In boxing parlance this would be when the referee would step in to administer a standing eight count for the fighter to gather his faculties and decide if he wishes to continue. Paulie chose to keep his momentum when he quipped further, “I try not to join in the race conversations. This is one of the exact examples of why I don’t believe there is racial oppression in 2020 or in this century. I believe there has been, sure, but I don’t believe there is racial oppression today. I believe it’s all made up and I believe that it is exaggerated. This is exactly one of the reasons why. The fact that a Black fighter can say that and not pay any price financially. But if a white fighter said that about any Black fighters at all, he’d probably lose his TV contract and probably TV networks wouldn’t touch him, you know. I won’t tell you that it’s a double standard but I’ll tell you that it does prove that the entire whole hypothesis of racial oppression is exaggerated in this century, you know?”
Nahh Paulie, we didn’t know. Contrary the kid you were initially addressing, 23-year-old, WBC Lightweight Champion Devin “The Dream” Haney is on a crash course with history as he clashes with

George Kambosos Jr., in a match billed as Fight for Undisputed, WBA (Super), IBF, WBO, and The Ring lightweight champion, held by Kambosos Jr. The bout is set for June 5, 2022, at Marvel Stadium in Melbourne, Victoria, Australia, with the winner set to become the first undisputed lightweight champion since the late great Pernell Whitaker in 1990, and the first in the four-belt era. If he pulls this off, he will join the company of Jermell Charlo who managed the feat this past Saturday. A well-timed left hook to the temple floored WBO light middleweight Brian Castano before a left to the body by Charlo ended matters in a thrilling nip and tuck battle to become undisputed 154-pound champion Saturday in Carson, California. “I made history tonight. Nobody has ever been the Undisputed Champion at 154, plus I’m African American. I represent my people!” Charlo stated emphatically at the post fight press conference.
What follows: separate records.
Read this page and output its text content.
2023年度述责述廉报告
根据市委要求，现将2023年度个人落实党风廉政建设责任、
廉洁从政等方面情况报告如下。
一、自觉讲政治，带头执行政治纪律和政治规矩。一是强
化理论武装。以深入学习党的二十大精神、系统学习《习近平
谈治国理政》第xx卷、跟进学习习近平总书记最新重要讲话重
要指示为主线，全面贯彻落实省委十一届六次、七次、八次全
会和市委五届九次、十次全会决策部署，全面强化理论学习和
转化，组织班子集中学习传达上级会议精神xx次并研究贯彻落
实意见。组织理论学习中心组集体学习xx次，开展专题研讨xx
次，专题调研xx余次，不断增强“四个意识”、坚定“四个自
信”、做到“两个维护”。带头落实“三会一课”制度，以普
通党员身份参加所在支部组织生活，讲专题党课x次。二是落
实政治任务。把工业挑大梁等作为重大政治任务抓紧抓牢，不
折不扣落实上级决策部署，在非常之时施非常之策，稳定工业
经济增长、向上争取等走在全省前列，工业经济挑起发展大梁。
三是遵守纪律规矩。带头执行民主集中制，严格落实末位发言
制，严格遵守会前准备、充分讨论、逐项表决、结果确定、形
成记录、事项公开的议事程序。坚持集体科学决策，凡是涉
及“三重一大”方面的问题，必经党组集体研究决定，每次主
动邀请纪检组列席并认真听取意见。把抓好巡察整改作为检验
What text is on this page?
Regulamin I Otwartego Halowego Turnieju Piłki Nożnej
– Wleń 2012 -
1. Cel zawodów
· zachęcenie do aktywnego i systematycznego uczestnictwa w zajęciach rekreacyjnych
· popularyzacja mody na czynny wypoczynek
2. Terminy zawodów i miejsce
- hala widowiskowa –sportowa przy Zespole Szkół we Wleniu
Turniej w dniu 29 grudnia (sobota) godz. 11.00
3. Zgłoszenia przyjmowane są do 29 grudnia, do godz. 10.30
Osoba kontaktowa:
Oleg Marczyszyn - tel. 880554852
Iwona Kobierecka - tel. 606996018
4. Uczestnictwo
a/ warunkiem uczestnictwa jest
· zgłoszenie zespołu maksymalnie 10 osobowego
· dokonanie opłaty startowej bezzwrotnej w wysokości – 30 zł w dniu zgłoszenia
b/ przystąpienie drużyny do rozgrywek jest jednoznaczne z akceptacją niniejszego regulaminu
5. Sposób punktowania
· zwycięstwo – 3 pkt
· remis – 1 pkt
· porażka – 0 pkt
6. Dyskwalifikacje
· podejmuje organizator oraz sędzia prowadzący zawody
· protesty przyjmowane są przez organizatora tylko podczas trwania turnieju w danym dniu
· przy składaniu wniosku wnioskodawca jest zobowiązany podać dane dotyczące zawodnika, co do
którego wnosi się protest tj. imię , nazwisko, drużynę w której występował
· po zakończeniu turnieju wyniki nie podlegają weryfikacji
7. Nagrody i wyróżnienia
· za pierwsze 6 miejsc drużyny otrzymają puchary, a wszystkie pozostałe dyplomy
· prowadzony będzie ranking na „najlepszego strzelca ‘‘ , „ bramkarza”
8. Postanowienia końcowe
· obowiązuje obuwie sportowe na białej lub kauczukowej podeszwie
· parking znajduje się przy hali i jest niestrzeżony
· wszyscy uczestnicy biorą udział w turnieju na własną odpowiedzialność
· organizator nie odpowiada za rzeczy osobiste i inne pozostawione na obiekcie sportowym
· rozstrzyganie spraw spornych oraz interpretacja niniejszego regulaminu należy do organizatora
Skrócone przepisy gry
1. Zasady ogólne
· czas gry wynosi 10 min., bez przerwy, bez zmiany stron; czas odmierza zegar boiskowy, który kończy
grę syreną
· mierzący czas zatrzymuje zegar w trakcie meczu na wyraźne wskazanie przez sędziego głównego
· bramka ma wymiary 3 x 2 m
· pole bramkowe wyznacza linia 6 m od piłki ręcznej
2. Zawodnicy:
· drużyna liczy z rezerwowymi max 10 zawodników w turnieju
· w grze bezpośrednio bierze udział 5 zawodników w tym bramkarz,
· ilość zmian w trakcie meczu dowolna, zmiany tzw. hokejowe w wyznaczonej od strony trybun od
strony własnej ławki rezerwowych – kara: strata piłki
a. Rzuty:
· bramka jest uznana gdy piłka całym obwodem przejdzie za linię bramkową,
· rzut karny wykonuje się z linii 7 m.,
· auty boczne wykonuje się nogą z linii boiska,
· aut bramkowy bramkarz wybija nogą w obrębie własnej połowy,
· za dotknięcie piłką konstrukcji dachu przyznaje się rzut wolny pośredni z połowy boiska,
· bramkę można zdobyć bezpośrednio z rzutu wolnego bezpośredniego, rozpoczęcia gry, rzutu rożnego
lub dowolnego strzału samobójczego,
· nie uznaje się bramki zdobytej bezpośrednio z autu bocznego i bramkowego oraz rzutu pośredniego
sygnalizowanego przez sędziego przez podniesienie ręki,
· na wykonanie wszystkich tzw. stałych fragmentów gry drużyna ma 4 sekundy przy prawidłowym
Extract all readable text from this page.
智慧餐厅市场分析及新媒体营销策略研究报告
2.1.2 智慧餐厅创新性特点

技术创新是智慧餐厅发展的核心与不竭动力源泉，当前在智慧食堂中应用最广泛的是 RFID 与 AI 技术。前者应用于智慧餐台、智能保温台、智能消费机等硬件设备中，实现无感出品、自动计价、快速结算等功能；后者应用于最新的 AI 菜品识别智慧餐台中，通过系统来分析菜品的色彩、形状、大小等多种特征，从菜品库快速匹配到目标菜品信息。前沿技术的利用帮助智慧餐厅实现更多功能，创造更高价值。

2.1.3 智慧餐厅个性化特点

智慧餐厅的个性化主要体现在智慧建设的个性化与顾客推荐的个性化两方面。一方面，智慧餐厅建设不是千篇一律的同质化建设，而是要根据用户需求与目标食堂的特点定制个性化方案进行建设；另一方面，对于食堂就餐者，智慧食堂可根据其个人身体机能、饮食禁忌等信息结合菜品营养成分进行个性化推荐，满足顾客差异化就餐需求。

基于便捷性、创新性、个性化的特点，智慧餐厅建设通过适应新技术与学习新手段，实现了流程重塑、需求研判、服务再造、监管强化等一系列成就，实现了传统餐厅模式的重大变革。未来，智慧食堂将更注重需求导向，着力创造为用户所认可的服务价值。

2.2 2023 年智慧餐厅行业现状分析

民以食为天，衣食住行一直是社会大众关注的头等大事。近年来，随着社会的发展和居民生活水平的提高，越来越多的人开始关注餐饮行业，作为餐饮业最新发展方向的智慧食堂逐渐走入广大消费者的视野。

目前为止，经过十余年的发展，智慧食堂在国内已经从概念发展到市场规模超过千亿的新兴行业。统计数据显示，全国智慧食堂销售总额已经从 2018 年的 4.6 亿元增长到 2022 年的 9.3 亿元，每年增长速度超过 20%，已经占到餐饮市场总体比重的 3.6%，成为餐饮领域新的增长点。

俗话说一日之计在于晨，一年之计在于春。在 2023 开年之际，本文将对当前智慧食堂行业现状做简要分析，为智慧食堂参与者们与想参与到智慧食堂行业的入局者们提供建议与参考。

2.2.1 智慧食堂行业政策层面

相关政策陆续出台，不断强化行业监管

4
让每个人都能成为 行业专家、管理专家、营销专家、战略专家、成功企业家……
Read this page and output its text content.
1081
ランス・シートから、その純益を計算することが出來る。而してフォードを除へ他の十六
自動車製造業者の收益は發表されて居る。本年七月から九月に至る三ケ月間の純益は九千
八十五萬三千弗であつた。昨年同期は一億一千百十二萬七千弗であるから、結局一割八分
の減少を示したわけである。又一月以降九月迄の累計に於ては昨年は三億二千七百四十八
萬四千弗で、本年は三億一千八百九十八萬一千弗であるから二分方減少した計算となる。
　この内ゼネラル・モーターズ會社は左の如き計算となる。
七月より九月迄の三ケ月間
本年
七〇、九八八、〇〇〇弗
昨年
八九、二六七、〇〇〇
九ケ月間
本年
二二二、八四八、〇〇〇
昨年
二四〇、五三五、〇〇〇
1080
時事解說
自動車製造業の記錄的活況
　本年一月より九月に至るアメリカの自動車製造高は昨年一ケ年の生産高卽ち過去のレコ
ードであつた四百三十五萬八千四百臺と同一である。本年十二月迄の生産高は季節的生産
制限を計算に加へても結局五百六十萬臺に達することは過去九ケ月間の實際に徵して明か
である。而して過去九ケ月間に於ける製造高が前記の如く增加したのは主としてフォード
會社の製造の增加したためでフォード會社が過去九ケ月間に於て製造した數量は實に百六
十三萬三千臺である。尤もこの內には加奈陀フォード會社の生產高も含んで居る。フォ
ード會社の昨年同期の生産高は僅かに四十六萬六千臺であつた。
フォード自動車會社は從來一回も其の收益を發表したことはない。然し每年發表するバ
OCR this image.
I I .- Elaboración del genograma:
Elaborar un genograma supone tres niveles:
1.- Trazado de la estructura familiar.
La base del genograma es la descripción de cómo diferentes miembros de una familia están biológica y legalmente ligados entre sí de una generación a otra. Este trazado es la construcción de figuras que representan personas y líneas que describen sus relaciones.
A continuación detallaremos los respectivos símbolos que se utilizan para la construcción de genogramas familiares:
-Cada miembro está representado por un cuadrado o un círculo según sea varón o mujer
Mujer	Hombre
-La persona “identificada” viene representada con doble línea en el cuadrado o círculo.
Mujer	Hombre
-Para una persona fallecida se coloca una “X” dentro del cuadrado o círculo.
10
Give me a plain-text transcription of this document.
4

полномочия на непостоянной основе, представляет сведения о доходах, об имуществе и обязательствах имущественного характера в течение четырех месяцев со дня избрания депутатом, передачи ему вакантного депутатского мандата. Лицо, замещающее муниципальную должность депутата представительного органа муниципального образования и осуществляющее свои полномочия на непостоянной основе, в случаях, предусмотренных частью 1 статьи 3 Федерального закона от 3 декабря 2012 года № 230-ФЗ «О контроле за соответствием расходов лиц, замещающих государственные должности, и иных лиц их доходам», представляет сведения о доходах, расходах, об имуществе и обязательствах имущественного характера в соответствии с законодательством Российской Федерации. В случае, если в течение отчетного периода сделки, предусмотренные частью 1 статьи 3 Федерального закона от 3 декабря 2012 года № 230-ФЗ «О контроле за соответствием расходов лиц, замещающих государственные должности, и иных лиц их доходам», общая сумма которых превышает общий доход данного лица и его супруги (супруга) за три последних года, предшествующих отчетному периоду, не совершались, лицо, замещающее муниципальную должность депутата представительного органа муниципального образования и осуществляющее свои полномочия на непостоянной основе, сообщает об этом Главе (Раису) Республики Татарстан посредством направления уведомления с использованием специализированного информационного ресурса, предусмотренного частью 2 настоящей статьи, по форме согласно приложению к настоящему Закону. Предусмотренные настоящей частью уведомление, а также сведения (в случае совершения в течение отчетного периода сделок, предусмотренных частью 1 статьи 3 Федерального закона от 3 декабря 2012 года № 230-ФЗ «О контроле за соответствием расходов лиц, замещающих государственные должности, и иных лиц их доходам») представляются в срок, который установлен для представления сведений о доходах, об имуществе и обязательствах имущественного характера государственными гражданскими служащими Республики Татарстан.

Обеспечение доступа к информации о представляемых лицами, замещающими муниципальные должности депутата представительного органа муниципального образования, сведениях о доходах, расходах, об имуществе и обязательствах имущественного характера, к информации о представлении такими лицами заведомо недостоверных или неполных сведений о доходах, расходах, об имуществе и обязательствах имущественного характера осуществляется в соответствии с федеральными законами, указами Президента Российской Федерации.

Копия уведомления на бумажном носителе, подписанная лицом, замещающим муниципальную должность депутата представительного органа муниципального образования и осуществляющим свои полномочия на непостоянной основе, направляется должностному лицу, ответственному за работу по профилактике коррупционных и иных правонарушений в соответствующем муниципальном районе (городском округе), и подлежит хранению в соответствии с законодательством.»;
Ohh, there’s one more, Errol Spence stamped his ticket in history when he concluded three fourths of the Welterweight edition of Strap Season when he knocked out Yordenis Ugas for his WBA Welterweight crown. The one title that eludes him sets up the biggest fight in boxing with WBO Welterweight champion Terrence Crawford with the winner reigning supreme as the UNDISPUTED CHAMPION.

With Jaron Ennis and Shakur Stevenson on deck for dominance I might start to think we still got hands!